O cabelo começou a cair logo após a primeira sessão de quimioterapia e optou por rapá-lo. Além de ter que lidar com o cancro, viu a sua autoimagem alterada, o que fez com que não se sentisse a mesma pessoa durante dois anos. “Custou-me muito mais o facto de não ter cabelo do que não ter uma mama. No dia a dia, nunca consegui andar careca, tive sempre uma peruca para me proteger dos olhares das pessoas”, explica. Passado um ano o seu cabelo voltou a crescer, mas não como antes. Desta vez, cresceu encaracolado, e devido à dificuldade em olhar-se ao espelho e identificar-se como a pessoa que sempre foi, recorreu a consultas de psicologia para se sentir mais apoiada. O seu “eu”, como lhe chama Ana Cristina, ficou afetado durante o percuso. “O meu eu não era careca, não usava peruca nem lenço e muito menos tinha caracóis”. Confessa que só se voltou a sentir como era quando o seu cabelo cresceu o suficiente e conseguiu fazer um alisamento.

“No início de 2016 comecei com as consultas na Unidade da Dor e Psicóloga da Dor”, sendo que a dor alterou o seu estado físico e psicológico, pois após a cirurgia esta foi-se tornando cada vez mais intensa, estendendo-se por todo o corpo. Após vários exames foi-lhe diagnosticada uma dor neuropática aguda.

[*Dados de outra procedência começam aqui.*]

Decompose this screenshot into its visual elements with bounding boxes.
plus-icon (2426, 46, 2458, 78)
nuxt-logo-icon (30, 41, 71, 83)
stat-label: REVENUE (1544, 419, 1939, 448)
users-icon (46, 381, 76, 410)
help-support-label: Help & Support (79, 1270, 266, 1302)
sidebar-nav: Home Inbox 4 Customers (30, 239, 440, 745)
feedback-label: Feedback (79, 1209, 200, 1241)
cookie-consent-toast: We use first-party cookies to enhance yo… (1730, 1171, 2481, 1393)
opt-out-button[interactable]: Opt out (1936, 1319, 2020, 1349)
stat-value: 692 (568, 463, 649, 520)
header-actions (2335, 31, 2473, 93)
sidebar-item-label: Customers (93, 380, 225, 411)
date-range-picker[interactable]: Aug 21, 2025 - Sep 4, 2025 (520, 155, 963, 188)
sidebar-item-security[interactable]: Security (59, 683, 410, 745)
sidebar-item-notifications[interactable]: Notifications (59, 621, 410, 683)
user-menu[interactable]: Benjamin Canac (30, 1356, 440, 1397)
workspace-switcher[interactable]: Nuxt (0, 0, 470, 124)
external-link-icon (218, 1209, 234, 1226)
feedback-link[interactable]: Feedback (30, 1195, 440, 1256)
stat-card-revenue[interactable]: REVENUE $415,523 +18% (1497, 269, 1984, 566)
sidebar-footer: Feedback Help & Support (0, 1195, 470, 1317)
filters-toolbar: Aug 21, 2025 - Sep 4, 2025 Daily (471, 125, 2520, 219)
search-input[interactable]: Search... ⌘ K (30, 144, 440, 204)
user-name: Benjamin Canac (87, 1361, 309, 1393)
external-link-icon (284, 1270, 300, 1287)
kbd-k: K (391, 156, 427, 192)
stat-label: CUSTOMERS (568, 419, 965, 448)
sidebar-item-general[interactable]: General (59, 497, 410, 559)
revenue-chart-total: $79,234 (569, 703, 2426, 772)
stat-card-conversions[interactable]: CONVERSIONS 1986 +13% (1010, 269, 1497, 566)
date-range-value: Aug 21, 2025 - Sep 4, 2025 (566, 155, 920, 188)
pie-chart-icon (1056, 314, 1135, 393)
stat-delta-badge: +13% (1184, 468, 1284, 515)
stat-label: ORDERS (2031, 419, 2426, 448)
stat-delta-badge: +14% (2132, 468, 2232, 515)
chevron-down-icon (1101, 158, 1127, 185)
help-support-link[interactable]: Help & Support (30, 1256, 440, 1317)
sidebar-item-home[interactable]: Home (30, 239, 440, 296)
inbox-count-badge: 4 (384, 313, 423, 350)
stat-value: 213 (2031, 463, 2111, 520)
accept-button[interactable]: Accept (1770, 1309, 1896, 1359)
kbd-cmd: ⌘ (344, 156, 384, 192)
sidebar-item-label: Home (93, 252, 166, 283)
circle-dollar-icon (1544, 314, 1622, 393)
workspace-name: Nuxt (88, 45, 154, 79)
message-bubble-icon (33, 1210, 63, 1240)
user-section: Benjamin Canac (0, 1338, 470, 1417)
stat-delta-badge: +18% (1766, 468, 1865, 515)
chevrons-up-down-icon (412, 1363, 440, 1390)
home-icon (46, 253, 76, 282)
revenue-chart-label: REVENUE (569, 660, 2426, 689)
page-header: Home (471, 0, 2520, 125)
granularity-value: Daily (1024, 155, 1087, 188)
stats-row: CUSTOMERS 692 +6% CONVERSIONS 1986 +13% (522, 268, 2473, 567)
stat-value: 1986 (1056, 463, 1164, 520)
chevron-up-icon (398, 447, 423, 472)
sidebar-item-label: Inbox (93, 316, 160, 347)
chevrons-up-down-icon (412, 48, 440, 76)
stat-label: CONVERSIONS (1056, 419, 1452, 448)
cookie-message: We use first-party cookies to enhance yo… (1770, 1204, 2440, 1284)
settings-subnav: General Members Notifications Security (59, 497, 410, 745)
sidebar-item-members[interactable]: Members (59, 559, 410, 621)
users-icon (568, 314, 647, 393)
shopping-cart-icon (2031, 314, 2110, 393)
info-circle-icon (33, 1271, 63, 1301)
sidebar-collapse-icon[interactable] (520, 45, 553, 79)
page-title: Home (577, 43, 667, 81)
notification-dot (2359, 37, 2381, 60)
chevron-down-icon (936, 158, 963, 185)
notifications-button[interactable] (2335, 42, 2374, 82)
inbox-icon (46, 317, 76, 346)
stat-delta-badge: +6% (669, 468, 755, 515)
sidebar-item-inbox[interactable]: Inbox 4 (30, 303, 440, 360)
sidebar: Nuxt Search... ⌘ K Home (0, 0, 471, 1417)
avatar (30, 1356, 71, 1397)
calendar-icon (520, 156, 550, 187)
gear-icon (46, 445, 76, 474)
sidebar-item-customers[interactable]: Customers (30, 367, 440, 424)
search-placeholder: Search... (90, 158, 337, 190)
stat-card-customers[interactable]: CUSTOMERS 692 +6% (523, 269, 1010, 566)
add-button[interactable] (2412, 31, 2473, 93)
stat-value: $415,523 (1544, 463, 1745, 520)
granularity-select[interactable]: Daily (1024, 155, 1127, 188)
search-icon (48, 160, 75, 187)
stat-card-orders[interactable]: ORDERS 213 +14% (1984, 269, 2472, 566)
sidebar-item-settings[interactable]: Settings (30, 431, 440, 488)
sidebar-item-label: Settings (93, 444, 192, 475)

Desistir da reconstrução mamária

Ao invés do que estava inicialmente previsto, em 2017, Ana Cristina Videira foi chamada para reconstrução mamária. Não obstante, após a primeira cirurgia na qual lhe foi colocado o expansor, as dores aumentaram de forma significativa. “Sofri muito, com dor intensa, o que fez com que a medicação para tratar a dor fosse aumentando gradualmente”. Devido às dores intensas - e mesmo que o médico lhe tenha dito para não desistir de concluir a reconstrução - Ana Cristina decidiu renunciar. “Mesmo não concordando, o cirurgião aceitou a minha decisão e rumou ao pedido de nova cirurgia para retirar o expansor mamário”. Para a sobrevivente oncológica esta foi “a melhor opção”, visto que - passado mais ou menos um ano - começou a reduzir a medicação e a sensação de bem-estar aumentou.

Hoje, com 57 anos, Ana Cristina Videira está curada e continua a ser seguida nas consultas de oncologia. Mesmo que ainda sinta alguma dor, já não precisa de ser medicada.

“Não tenho mama, mas sou feliz. Não posso usar o decote que tanto gostava ou o biquíni que preferia, mas estou viva!”, conclui.